The bright face of a cute-looking bear seems to have been carved on the surface of our nearest planet, waiting for a passing satellite to discover it.
And when the Mars Reconnaissance Orbiter passed by last month, carrying the most powerful camera ever on board to venture into the solar system, that’s exactly what happened.
The scientists behind the HiRISE (High-Resolution Imaging Scientific Experiment), which has been orbiting Mars since 2006, have unpacked the data it brought back to Earth, and have now published an image of the face.
“There is a mound with a V-shaped collapse structure (the nose), two fossae (the eyes), and a circular fracture pattern (the head),” said scientists at the University of Arizona, which manages the collection.
Each of the features in the 2,000-meter (1.25-mile) wide face contains a possible explanation for how active the planet’s surface is.
“The circular fracture pattern may be caused by sediment being deposited over a buried impact crater,” the scientists said.

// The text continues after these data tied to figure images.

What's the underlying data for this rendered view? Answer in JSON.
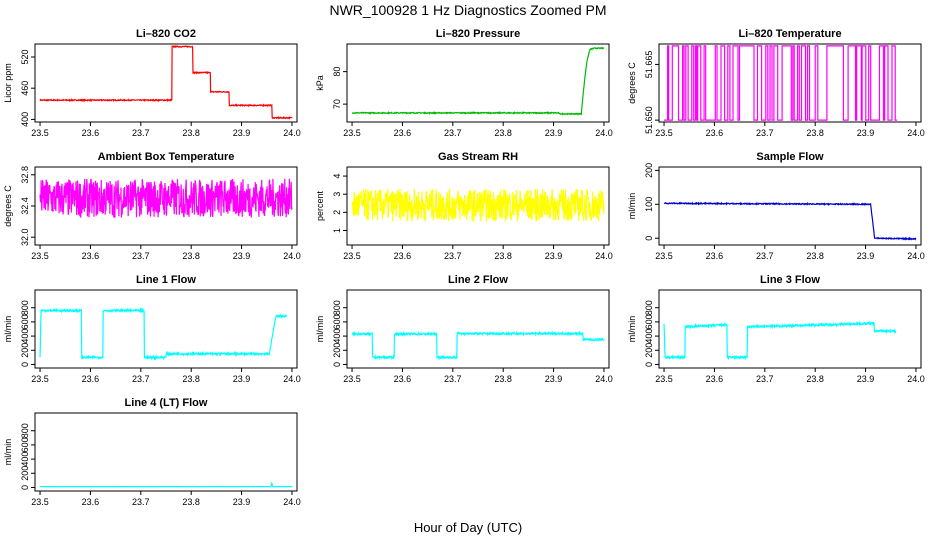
{
  "figure": {
    "title": "NWR_100928  1 Hz Diagnostics Zoomed PM",
    "xlabel": "Hour of Day (UTC)"
  },
  "chart_data": [
    {
      "type": "line",
      "title": "Li–820 CO2",
      "xlabel": "",
      "ylabel": "Licor ppm",
      "color": "#ff0000",
      "xlim": [
        23.49,
        24.01
      ],
      "ylim": [
        395,
        545
      ],
      "xticks": [
        "23.5",
        "23.6",
        "23.7",
        "23.8",
        "23.9",
        "24.0"
      ],
      "yticks": [
        "400",
        "460",
        "520"
      ],
      "x": [
        23.5,
        23.762,
        23.762,
        23.803,
        23.803,
        23.838,
        23.838,
        23.875,
        23.875,
        23.96,
        23.96,
        24.0
      ],
      "y": [
        437,
        437,
        540,
        540,
        490,
        490,
        453,
        453,
        427,
        427,
        403,
        403
      ],
      "noise": 1
    },
    {
      "type": "line",
      "title": "Li–820 Pressure",
      "xlabel": "",
      "ylabel": "kPa",
      "color": "#00bb00",
      "xlim": [
        23.49,
        24.01
      ],
      "ylim": [
        64.5,
        88.5
      ],
      "xticks": [
        "23.5",
        "23.6",
        "23.7",
        "23.8",
        "23.9",
        "24.0"
      ],
      "yticks": [
        "70",
        "80"
      ],
      "x": [
        23.5,
        23.91,
        23.912,
        23.955,
        23.958,
        23.962,
        23.966,
        23.972,
        23.98,
        24.0
      ],
      "y": [
        67.3,
        67.3,
        67.0,
        67.0,
        72,
        78,
        83,
        86.8,
        87.2,
        87.2
      ],
      "noise": 0.15
    },
    {
      "type": "switch",
      "title": "Li–820 Temperature",
      "xlabel": "",
      "ylabel": "degrees C",
      "color": "#ff00ff",
      "xlim": [
        23.49,
        24.01
      ],
      "ylim": [
        51.6495,
        51.6705
      ],
      "xticks": [
        "23.5",
        "23.6",
        "23.7",
        "23.8",
        "23.9",
        "24.0"
      ],
      "yticks": [
        "51.650",
        "51.665"
      ],
      "x": [
        23.5,
        24.0
      ],
      "y": [
        51.65,
        51.67
      ],
      "count": 90
    },
    {
      "type": "line",
      "title": "Ambient Box Temperature",
      "xlabel": "",
      "ylabel": "degrees C",
      "color": "#ff00ff",
      "xlim": [
        23.49,
        24.01
      ],
      "ylim": [
        31.9,
        32.9
      ],
      "xticks": [
        "23.5",
        "23.6",
        "23.7",
        "23.8",
        "23.9",
        "24.0"
      ],
      "yticks": [
        "32.0",
        "32.4",
        "32.8"
      ],
      "x": [
        23.5,
        24.0
      ],
      "y": [
        32.5,
        32.5
      ],
      "noise": 0.25
    },
    {
      "type": "line",
      "title": "Gas Stream RH",
      "xlabel": "",
      "ylabel": "percent",
      "color": "#ffff00",
      "xlim": [
        23.49,
        24.01
      ],
      "ylim": [
        0.2,
        4.5
      ],
      "xticks": [
        "23.5",
        "23.6",
        "23.7",
        "23.8",
        "23.9",
        "24.0"
      ],
      "yticks": [
        "1",
        "2",
        "3",
        "4"
      ],
      "x": [
        23.5,
        24.0
      ],
      "y": [
        2.4,
        2.4
      ],
      "noise": 0.9
    },
    {
      "type": "line",
      "title": "Sample Flow",
      "xlabel": "",
      "ylabel": "ml/min",
      "color": "#0000cc",
      "xlim": [
        23.49,
        24.01
      ],
      "ylim": [
        -20,
        210
      ],
      "xticks": [
        "23.5",
        "23.6",
        "23.7",
        "23.8",
        "23.9",
        "24.0"
      ],
      "yticks": [
        "0",
        "100",
        "200"
      ],
      "x": [
        23.5,
        23.91,
        23.918,
        24.0
      ],
      "y": [
        103,
        100,
        0,
        -2
      ],
      "noise": 1.5
    },
    {
      "type": "line",
      "title": "Line 1 Flow",
      "xlabel": "",
      "ylabel": "ml/min",
      "color": "#00ffff",
      "xlim": [
        23.49,
        24.01
      ],
      "ylim": [
        -50,
        1050
      ],
      "xticks": [
        "23.5",
        "23.6",
        "23.7",
        "23.8",
        "23.9",
        "24.0"
      ],
      "yticks": [
        "0",
        "200",
        "400",
        "600",
        "800"
      ],
      "x": [
        23.5,
        23.502,
        23.582,
        23.582,
        23.625,
        23.625,
        23.707,
        23.707,
        23.75,
        23.75,
        23.955,
        23.968,
        23.99
      ],
      "y": [
        100,
        760,
        760,
        100,
        100,
        760,
        760,
        100,
        100,
        150,
        150,
        680,
        680
      ],
      "noise": 14
    },
    {
      "type": "line",
      "title": "Line 2 Flow",
      "xlabel": "",
      "ylabel": "ml/min",
      "color": "#00ffff",
      "xlim": [
        23.49,
        24.01
      ],
      "ylim": [
        -50,
        1050
      ],
      "xticks": [
        "23.5",
        "23.6",
        "23.7",
        "23.8",
        "23.9",
        "24.0"
      ],
      "yticks": [
        "0",
        "200",
        "400",
        "600",
        "800"
      ],
      "x": [
        23.5,
        23.54,
        23.54,
        23.584,
        23.584,
        23.668,
        23.668,
        23.708,
        23.708,
        23.958,
        23.958,
        24.0
      ],
      "y": [
        430,
        430,
        100,
        100,
        430,
        430,
        100,
        100,
        435,
        435,
        350,
        350
      ],
      "noise": 14
    },
    {
      "type": "line",
      "title": "Line 3 Flow",
      "xlabel": "",
      "ylabel": "ml/min",
      "color": "#00ffff",
      "xlim": [
        23.49,
        24.01
      ],
      "ylim": [
        -50,
        1050
      ],
      "xticks": [
        "23.5",
        "23.6",
        "23.7",
        "23.8",
        "23.9",
        "24.0"
      ],
      "yticks": [
        "0",
        "200",
        "400",
        "600",
        "800"
      ],
      "x": [
        23.5,
        23.502,
        23.542,
        23.542,
        23.625,
        23.625,
        23.665,
        23.665,
        23.917,
        23.917,
        23.96
      ],
      "y": [
        580,
        100,
        100,
        530,
        560,
        100,
        100,
        530,
        580,
        470,
        470
      ],
      "noise": 14
    },
    {
      "type": "line",
      "title": "Line 4 (LT) Flow",
      "xlabel": "",
      "ylabel": "ml/min",
      "color": "#00ffff",
      "xlim": [
        23.49,
        24.01
      ],
      "ylim": [
        -50,
        1050
      ],
      "xticks": [
        "23.5",
        "23.6",
        "23.7",
        "23.8",
        "23.9",
        "24.0"
      ],
      "yticks": [
        "0",
        "200",
        "400",
        "600",
        "800"
      ],
      "x": [
        23.5,
        23.958,
        23.96,
        23.962,
        24.0
      ],
      "y": [
        12,
        12,
        60,
        12,
        12
      ],
      "noise": 2
    }
  ]
}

“Maybe the nose is a volcanic or mud vent and the deposit could be lava or mudflows?”
HiRISE, one of six instruments aboard Orbiter, is taking super-detailed images of the Red Planet that help map the surface for potential future missions, either by humans or robots.
Over the past 10 years, the team has been able to take pictures of avalanches as they happen, and they’ve discovered dark flows that could be a type of fluid.
They also found Dust devils Orbiting across the surface of Mars, as well as a feature that some people think is a lot like Starfleet’s logo for Star Trek.
However, one thing they haven’t found is the little green men who were once thought to inhabit the planet.